Setting rules of the stay area: with a time threshold of 10 minutes and a space threshold of 50 meters, the trajectory will stay for more than 10 minutes within 50 meters.

Step 2D: and C, obtaining a staying area according to the staying area detection program in the step 2C, and storing the obtained staying area result into a file, wherein the track sequence of the staying area and the label of the cluster to which the staying area belongs are stored in the file.

Further, the step 3 specifically includes:

step 3A: selecting the characteristics of the truck staying area for subsequent activity identification based on the condition of the truck staying in the strip mine;

and step 3B: selecting dwell time as a training feature; calculating the staying time of the staying area by a calculation method of calculating the difference between the time of the first recorded track point and the time of the last recorded track point in one staying area;

and step 3C: selecting the stay distance as a training characteristic; calculating the staying distance of the staying area, wherein the staying time is calculated by the following method: calculating the distance between the track point of the first record and the track point of the last record in the staying area by using a distance calculation program;

and step 3D: selecting the average speed of the stay area as a training feature; the average speed is calculated by calculating the speed between the track point and the track point in the staying area and taking the average value;

and step 3E: and calculating the central point of each staying area, wherein the central point is a longitude and latitude coordinate value and consists of the average value of all longitudes and the average value of all dimensions in the staying area. Calculating the average value of all longitudes in the staying area as the longitude value of the central point, and calculating the average value of all latitudes in the staying area as the latitude value of the central point;

and step 3F: calculating the starting time and the ending time of each staying area, wherein the starting time is the time of staying the track point recorded at the first position in the cluster, and the ending time is the time of staying the track point recorded at the last position in the cluster;

step 3G: based on the starting time of each staying area obtained in the step 3F, sequencing the staying areas according to the sequence of the starting time and establishing an edge between two adjacent staying areas, thereby forming an adjacency matrix a; the adjacency matrix is used as the subsequent input of the model;

the adjacency matrix elements take the values:

wherein A is _ij ∈R ^k*k Values, v, representing the dwell areas of i and j in the adjacency matrix _i Representing nodes i, v _i Representing node i, E representing the set of edges, and k representing the total number of dwell regions.

Further, the step 4 specifically includes:

feature embedding using a GCN model, comprising:

wherein A represents the adjacency matrix, I represents the identity matrix,

degree matrix representing undirected graph G, σ (-) is an activation function, W ^(l) As a weight matrix, X ^(l) X ^(l+1) Features of the l-th and l + 1-th layers, respectively. The final output result is matrix X belongs to R ^k*d The features of the last layer are represented, where k is represented as the number of dwell regions and d is represented as the dimension of the embedded representation. X _t ∈R ^d An embedded representation of the tth dwell region in time series is represented.

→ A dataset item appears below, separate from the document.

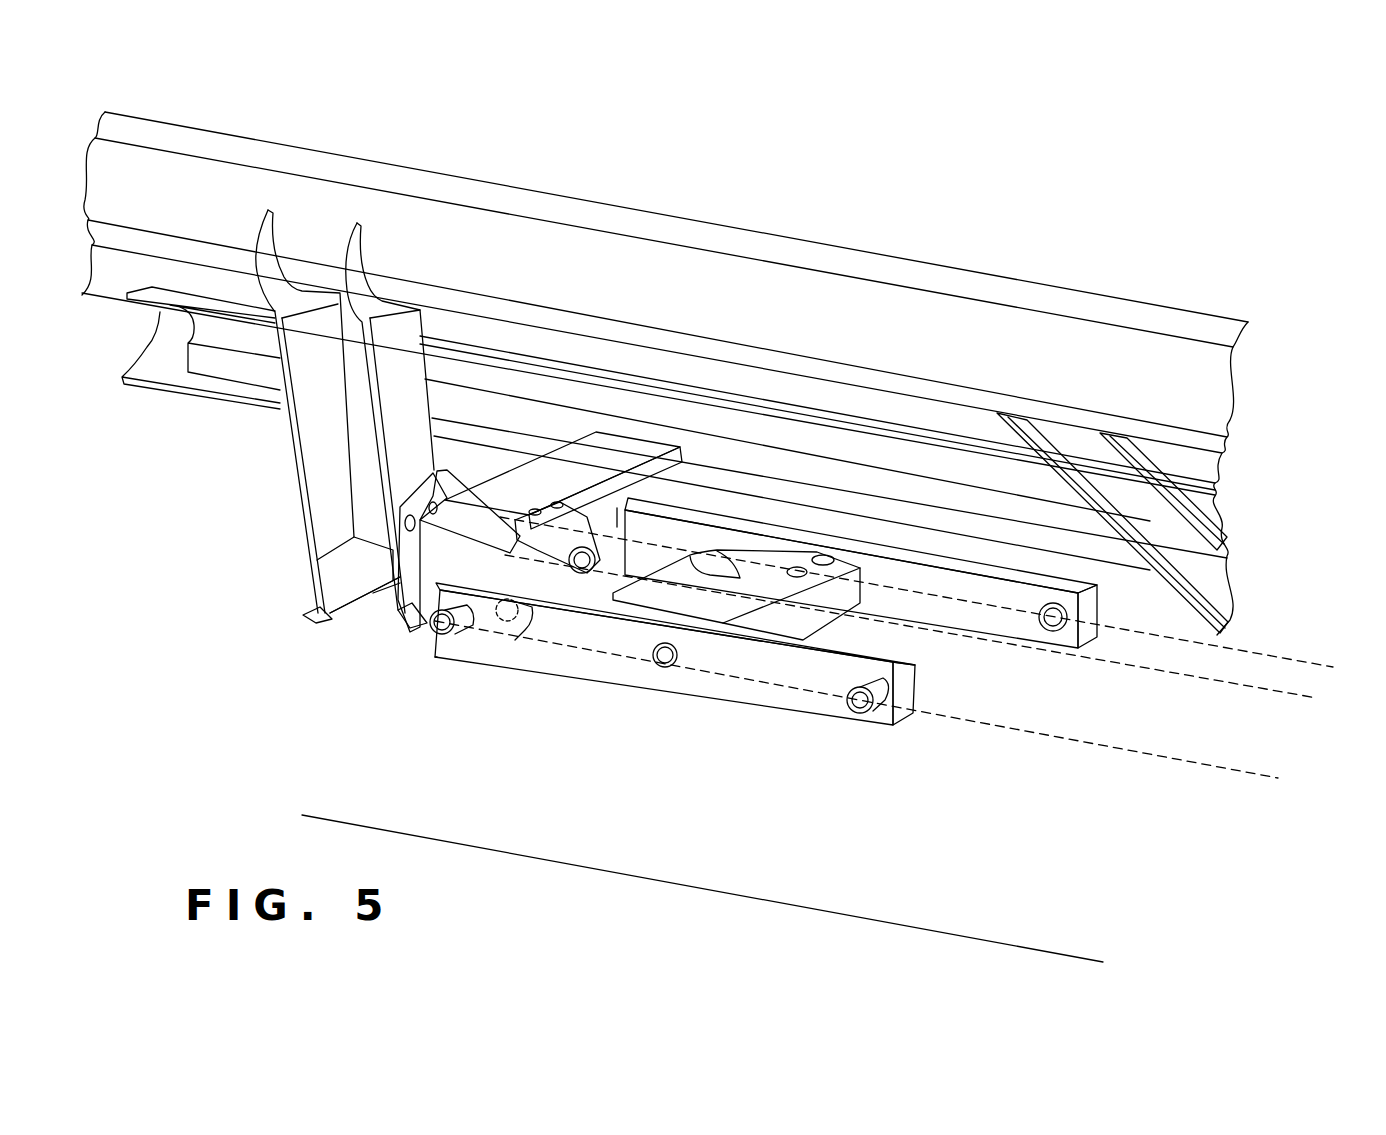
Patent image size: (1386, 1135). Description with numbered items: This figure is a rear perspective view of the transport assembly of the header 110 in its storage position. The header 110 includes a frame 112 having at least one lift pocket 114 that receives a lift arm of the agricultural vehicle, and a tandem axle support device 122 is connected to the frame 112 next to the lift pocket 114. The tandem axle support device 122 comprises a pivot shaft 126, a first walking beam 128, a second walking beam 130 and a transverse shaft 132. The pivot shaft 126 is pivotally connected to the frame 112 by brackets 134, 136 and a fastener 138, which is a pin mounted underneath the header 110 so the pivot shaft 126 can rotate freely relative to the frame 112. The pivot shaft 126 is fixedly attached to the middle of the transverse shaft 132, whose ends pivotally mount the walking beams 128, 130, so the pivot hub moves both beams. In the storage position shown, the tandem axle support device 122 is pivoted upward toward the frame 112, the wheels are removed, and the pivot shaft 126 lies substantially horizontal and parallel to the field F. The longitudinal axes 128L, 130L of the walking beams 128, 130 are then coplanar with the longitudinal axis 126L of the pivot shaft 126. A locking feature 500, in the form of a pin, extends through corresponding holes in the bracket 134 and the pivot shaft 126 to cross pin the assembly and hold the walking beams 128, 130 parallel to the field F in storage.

Further, the step 5 specifically includes:

step (51) at time step t, calculate an update gate z using the following formula _t ：

z _t ＝σ(W _z [h _t-1 ,X _t ]) (6)

Where t denotes the position of the current dwell region in the sequence, h _t-1 Information indicating the previous dwell region, X _t As the input vector for the tth dwell region of the GRU. It will be in the same order of h _t-1 Connected and linearly transformed, i.e. with the weight matrix W _z The multiplication is input to the activation function of the update gate. σ is expressed as the activation function used and is calculated as follows:

step (52) resets gate r _t The following formula is followed;

r _t ＝σ(W _r [h _t-1 ,X _t ]) (8)

wherein, W _r A weight matrix that is a reset gate;

step (53) in the use of the reset gate, the new memory content will use the reset gate to store the past related information, which is calculated by the expression:

first calculate the reset gate r _t And h _t-1 The product of (a); and is combined with X _t The connection is linearly transformed and input into the activation function of the reset gate. tanh is expressed as the activation function used and is calculated as follows:

step (54) of calculating the final feature h of the tth dwell zone _t . The vector will retain information of the current cell and pass on to the next cell; in this process, it is necessary to use an update gate that uses the current memory content

And the previous dwell area characteristic h _t-1 The collected information; the expression for this process is:

wherein z is _t To update the activation result of the gate, it also controls the inflow of information in a gated form; z is a radical of _t And h _t-1 The product of (A) represents the information from the previous time step to the last, which is equal to the final gate plus the information from the current memory to the final memoryAnd controlling the content output by the circulation unit.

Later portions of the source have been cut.